João estava banzado. Parecia as Antas em dia de jogo. Chegou a ver cachecóis dos Super-Dragões, mas o alvo daquela malta não era nem os "lampiões" nem o Vale e Azevedo. Chamava-se Guilherme de Oliveira Martins, o Ministro da Educação.
Nessa manhã, João chegara a tempo de ter assistido ainda à tentativa de colocar correntes no portão da escola. Não o fizeram. Não porque não o desejassem, mas porque a professora Dores, a presidente do "Directivo", convencera-os calmamente que não o fizessem. Mesmo assim, tinham sido poucos os que se decidiram entrar. Uns porque eram os merdosos de sempre e outros porque tinham testes marcado para esse dia que os profes não tinham adiado. A malta aguentara firme cá fora. A falar, a cantar, a mandar bocas contra as aulas de 90 minutos e a ouvir discursos a favor da greve. Os professores, entretanto iam chegando. Alguns ainda pareceram querer estacionar os carros fora do portão, para logo a seguir se arrependerem e os guardarem lá dentro. Outros estacionaram-nos logo no pátio da entrada. A única que deixou o Punto onde sempre o deixava foi a stôra Helena. É bem fixe esta mulher. Por isso é que lhe deixamos um bilhete no pára-brisas a dizer-lhe isso.
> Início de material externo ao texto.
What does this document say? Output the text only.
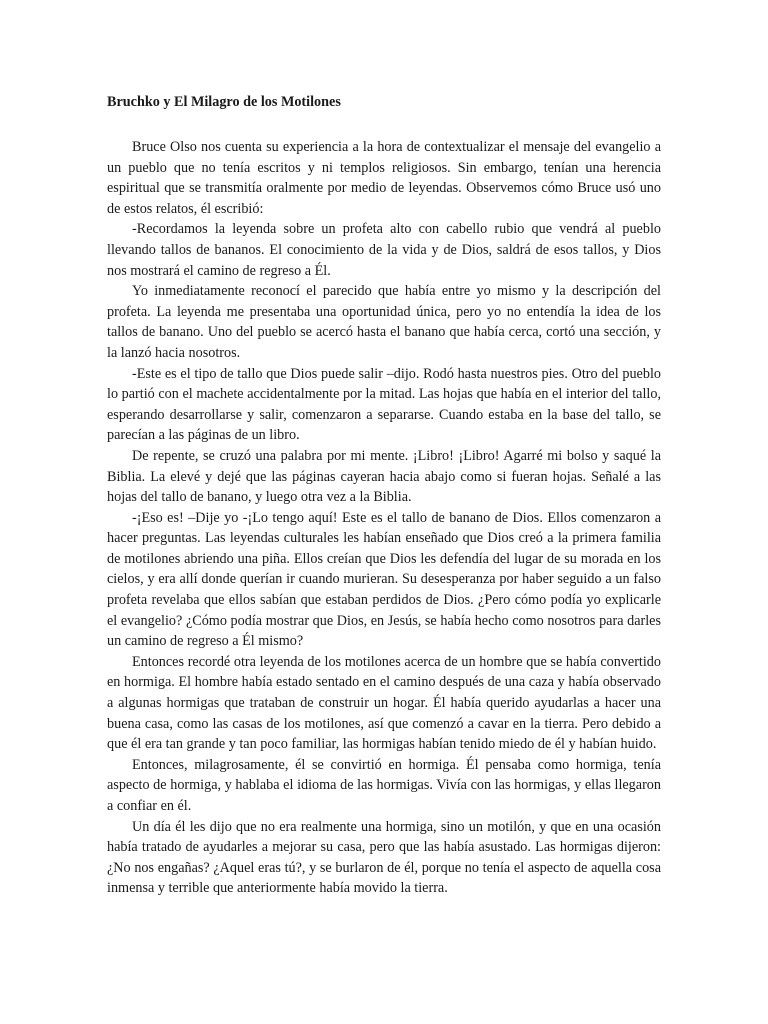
Bruchko y El Milagro de los Motilones

Bruce Olso nos cuenta su experiencia a la hora de contextualizar el mensaje del evangelio a un pueblo que no tenía escritos y ni templos religiosos. Sin embargo, tenían una herencia espiritual que se transmitía oralmente por medio de leyendas. Observemos cómo Bruce usó uno de estos relatos, él escribió:

-Recordamos la leyenda sobre un profeta alto con cabello rubio que vendrá al pueblo llevando tallos de bananos. El conocimiento de la vida y de Dios, saldrá de esos tallos, y Dios nos mostrará el camino de regreso a Él.

Yo inmediatamente reconocí el parecido que había entre yo mismo y la descripción del profeta. La leyenda me presentaba una oportunidad única, pero yo no entendía la idea de los tallos de banano. Uno del pueblo se acercó hasta el banano que había cerca, cortó una sección, y la lanzó hacia nosotros.

-Este es el tipo de tallo que Dios puede salir –dijo. Rodó hasta nuestros pies. Otro del pueblo lo partió con el machete accidentalmente por la mitad. Las hojas que había en el interior del tallo, esperando desarrollarse y salir, comenzaron a separarse. Cuando estaba en la base del tallo, se parecían a las páginas de un libro.

De repente, se cruzó una palabra por mi mente. ¡Libro! ¡Libro! Agarré mi bolso y saqué la Biblia. La elevé y dejé que las páginas cayeran hacia abajo como si fueran hojas. Señalé a las hojas del tallo de banano, y luego otra vez a la Biblia.

-¡Eso es! –Dije yo -¡Lo tengo aquí! Este es el tallo de banano de Dios. Ellos comenzaron a hacer preguntas. Las leyendas culturales les habían enseñado que Dios creó a la primera familia de motilones abriendo una piña. Ellos creían que Dios les defendía del lugar de su morada en los cielos, y era allí donde querían ir cuando murieran. Su desesperanza por haber seguido a un falso profeta revelaba que ellos sabían que estaban perdidos de Dios. ¿Pero cómo podía yo explicarle el evangelio? ¿Cómo podía mostrar que Dios, en Jesús, se había hecho como nosotros para darles un camino de regreso a Él mismo?

Entonces recordé otra leyenda de los motilones acerca de un hombre que se había convertido en hormiga. El hombre había estado sentado en el camino después de una caza y había observado a algunas hormigas que trataban de construir un hogar. Él había querido ayudarlas a hacer una buena casa, como las casas de los motilones, así que comenzó a cavar en la tierra. Pero debido a que él era tan grande y tan poco familiar, las hormigas habían tenido miedo de él y habían huido.

Entonces, milagrosamente, él se convirtió en hormiga. Él pensaba como hormiga, tenía aspecto de hormiga, y hablaba el idioma de las hormigas. Vivía con las hormigas, y ellas llegaron a confiar en él.

Un día él les dijo que no era realmente una hormiga, sino un motilón, y que en una ocasión había tratado de ayudarles a mejorar su casa, pero que las había asustado. Las hormigas dijeron: ¿No nos engañas? ¿Aquel eras tú?, y se burlaron de él, porque no tenía el aspecto de aquella cosa inmensa y terrible que anteriormente había movido la tierra.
Sara, por seu turno, nunca tinha estado numa coisa assim. Viera para o Porto convencida pelos colegas da turma, mas sentia-se bastante inquieta. O que lhe diria a mãe ? Mesmo assim arriscara vir. Os amigos chatearam-na tanto que ela não lhes conseguiu dizer que não. Até porque queria fazer greve. Tinha era medo do pai. Mas nunca tinha visto tanta gente junta. Chegavam de todos os lados com cartazes, a dançar, a berrar, a falar ao mesmo tempo. Parecia mais um concerto que outra coisa qualquer. Então miúda, valeu ou não valeu a pena teres vindo ?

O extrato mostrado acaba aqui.